All in all, it's an entertaining movie that you'll enjoy as part of the "Fast..." series.

September Classic Coming Attractions

Yes, it's a new month & there's a new review of classic DVDs over at The Digital Bits. Film noir is the theme du jour, with reviews of Double Indemnity and the Film Noir Classic Collection Vol. 3. Also in the mix is a look at the new Clark Gable set, early films from der Bingle, and more.

If you haven't figured it out yet, I cracked the seal on my Film Noir Vol. 3 set over the weekend.

Monday, September 04, 2006

YOU and Robert Montgomery

A few screen shots from 1947's Lady in the Lake trailer.

YOU (huzzah!)

By now I have messed up the order of these...
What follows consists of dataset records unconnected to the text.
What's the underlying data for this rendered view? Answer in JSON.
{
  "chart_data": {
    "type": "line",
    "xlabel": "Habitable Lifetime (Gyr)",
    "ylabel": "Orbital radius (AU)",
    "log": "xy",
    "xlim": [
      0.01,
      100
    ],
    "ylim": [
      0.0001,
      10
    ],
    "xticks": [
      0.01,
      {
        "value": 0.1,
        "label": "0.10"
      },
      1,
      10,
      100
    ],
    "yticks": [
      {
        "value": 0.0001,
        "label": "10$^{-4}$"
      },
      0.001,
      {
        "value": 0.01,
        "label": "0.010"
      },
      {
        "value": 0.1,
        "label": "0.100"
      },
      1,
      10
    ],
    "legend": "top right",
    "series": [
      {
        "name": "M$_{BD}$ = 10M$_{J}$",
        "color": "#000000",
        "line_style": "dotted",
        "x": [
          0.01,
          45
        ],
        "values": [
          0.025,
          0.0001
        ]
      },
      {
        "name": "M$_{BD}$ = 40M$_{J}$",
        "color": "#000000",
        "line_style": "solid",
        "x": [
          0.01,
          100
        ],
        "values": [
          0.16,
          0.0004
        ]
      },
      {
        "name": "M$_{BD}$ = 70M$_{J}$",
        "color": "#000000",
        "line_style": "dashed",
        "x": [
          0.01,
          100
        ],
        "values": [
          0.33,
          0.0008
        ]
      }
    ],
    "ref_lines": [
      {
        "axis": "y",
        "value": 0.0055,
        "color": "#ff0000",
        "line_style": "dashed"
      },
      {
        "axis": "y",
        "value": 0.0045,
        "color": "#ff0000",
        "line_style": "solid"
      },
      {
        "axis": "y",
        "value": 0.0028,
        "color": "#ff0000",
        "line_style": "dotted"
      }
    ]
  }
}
Friday, September 01, 2006

Ray Milland? Where?

Found this interesting blurb on TCM's web site about The Mystery of Mr. X - the Ray Milland part caught my eye:

Some casting notes: Montgomery's daughter Elizabeth, who would find fame 35 years later as Samantha in TV's Bewitched, was born just months before filming began. Montgomery was married at the time to Elizabeth Bryan Allen - no relation to this film's leading lady, Elizabeth Allan. Contrary to popular belief, Ray Milland is not in The Mystery of Mr. X. He is listed in extended printed credits (as Raymond Milland) so it is possible he had a bit part which was left on the cutting room floor. The Mystery of Mr. X was remade in 1952 as The Hour of 13, starring Peter Lawford.

I've got to admin, it would have been cool if Ray had a larger part in the film. It's my opinion he was at his best in his mystery & noir-ish type films.